La Cour suprême des États-Unis a autorisé l'Alabama à utiliser une nouvelle carte électorale qui ignore l'un des deux districts congressionnels majoritairement noirs de l'État. Une décision que certains juges ont qualifiée de source de « chaos » et de « confusion », notamment à quelques jours des primaires.
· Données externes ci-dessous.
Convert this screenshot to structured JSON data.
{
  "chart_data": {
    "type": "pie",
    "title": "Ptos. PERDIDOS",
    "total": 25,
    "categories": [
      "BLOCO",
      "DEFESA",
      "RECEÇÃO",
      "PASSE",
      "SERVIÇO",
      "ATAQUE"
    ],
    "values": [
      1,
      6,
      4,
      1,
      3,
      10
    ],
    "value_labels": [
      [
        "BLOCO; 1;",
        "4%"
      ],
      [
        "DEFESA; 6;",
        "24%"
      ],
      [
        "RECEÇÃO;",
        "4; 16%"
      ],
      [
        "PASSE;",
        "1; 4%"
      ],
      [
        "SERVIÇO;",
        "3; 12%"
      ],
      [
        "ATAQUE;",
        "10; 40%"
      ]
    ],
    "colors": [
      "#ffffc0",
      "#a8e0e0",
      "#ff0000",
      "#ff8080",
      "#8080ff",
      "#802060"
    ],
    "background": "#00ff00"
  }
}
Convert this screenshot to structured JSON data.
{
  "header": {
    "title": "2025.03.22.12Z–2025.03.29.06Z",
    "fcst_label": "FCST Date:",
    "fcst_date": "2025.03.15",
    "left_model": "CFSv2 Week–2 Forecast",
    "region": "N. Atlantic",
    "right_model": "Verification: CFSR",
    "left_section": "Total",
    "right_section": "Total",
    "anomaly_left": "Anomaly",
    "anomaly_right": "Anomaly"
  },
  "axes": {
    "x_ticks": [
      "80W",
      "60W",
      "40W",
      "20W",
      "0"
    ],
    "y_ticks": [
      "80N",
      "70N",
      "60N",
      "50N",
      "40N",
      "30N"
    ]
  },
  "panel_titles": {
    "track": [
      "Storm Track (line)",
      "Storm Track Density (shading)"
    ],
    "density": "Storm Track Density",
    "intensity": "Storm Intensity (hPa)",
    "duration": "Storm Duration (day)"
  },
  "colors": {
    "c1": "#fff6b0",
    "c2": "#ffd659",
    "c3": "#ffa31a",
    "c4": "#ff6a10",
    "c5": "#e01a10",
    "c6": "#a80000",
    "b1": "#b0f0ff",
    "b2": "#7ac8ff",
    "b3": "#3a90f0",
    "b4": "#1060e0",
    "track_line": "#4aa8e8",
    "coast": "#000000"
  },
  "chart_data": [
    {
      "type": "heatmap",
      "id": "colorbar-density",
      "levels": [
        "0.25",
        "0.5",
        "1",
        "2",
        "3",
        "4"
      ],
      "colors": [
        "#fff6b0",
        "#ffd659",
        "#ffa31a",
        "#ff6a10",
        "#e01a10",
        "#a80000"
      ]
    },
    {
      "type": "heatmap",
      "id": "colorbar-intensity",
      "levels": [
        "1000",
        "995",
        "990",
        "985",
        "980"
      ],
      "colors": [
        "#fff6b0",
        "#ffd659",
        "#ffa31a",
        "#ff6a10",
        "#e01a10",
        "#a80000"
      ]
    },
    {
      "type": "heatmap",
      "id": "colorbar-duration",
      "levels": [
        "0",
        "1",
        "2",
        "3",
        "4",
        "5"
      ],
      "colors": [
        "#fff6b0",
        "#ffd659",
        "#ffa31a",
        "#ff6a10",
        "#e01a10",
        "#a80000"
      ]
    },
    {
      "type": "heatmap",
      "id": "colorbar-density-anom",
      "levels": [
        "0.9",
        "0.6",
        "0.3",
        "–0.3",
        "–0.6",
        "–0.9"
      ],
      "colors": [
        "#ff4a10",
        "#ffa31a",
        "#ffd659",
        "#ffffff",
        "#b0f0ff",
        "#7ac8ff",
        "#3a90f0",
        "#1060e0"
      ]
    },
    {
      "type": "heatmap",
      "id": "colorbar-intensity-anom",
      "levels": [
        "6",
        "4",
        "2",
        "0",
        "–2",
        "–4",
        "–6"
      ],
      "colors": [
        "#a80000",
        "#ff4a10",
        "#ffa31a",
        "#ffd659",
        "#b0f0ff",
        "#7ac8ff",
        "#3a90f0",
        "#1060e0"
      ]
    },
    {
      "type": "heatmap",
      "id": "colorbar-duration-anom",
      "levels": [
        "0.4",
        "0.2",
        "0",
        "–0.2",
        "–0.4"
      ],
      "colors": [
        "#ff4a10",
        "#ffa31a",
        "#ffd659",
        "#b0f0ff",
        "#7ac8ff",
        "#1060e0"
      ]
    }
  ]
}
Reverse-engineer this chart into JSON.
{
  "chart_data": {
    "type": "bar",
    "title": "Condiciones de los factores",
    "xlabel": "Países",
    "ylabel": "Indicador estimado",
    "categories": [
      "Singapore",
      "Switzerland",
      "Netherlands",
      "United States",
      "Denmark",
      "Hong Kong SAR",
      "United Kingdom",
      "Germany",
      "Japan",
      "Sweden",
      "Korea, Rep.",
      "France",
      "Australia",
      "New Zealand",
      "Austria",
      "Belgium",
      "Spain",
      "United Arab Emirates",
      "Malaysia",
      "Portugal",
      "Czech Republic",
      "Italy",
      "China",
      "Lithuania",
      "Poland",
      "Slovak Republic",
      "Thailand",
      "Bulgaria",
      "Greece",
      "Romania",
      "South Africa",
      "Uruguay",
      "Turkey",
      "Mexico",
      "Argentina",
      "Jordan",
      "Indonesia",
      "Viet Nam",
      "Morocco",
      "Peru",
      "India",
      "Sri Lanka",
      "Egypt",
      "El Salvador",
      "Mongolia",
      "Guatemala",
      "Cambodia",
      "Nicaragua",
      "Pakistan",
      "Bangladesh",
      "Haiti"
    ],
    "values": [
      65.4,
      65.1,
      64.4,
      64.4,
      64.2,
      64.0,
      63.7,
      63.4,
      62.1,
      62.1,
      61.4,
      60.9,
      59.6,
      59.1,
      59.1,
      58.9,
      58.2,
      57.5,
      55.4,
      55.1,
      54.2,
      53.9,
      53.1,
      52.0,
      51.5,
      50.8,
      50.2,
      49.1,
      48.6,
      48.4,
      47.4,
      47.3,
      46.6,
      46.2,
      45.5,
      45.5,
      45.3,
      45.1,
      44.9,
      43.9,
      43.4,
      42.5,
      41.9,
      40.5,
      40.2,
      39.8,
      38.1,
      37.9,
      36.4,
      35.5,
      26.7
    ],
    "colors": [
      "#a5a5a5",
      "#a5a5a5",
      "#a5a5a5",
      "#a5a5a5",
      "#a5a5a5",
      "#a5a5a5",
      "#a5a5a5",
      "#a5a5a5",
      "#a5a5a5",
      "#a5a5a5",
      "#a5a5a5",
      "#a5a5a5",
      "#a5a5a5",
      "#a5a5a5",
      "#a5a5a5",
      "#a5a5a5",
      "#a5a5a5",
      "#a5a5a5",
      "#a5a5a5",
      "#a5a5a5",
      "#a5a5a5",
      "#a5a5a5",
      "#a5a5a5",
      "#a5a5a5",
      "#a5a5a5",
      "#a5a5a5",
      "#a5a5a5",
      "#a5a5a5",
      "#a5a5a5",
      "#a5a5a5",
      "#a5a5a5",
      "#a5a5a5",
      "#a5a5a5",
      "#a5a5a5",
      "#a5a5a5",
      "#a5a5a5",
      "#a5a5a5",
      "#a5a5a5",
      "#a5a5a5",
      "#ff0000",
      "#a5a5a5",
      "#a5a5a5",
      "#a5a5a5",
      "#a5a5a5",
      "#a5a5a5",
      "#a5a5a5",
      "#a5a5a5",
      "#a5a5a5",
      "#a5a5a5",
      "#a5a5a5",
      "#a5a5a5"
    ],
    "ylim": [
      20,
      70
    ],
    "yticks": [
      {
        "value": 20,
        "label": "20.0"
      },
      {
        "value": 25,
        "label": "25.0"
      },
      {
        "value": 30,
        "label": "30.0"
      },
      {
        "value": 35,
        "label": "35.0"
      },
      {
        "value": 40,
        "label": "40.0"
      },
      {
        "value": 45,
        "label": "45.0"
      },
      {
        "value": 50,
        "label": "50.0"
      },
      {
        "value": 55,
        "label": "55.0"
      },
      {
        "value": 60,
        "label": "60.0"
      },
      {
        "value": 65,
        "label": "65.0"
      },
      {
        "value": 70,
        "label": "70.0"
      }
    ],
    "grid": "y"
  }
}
Les trois juges libéraux de la Cour, dont Sonia Sotomayor, ont exprimé leur désaccord face à cette décision rendue lundi. Dans un avis dissident de cinq pages, Sotomayor a vivement critiqué ses collègues conservateurs, qualifiant leur décision d'« inappropriée ». Elle a souligné que la Cour modifiait les lignes électorales de l'Alabama à quelques jours seulement des élections primaires, alors que l'État avait déjà été reconnu coupable de violation du quatorzième amendement en diluant intentionnellement le poids des voix des électeurs noirs.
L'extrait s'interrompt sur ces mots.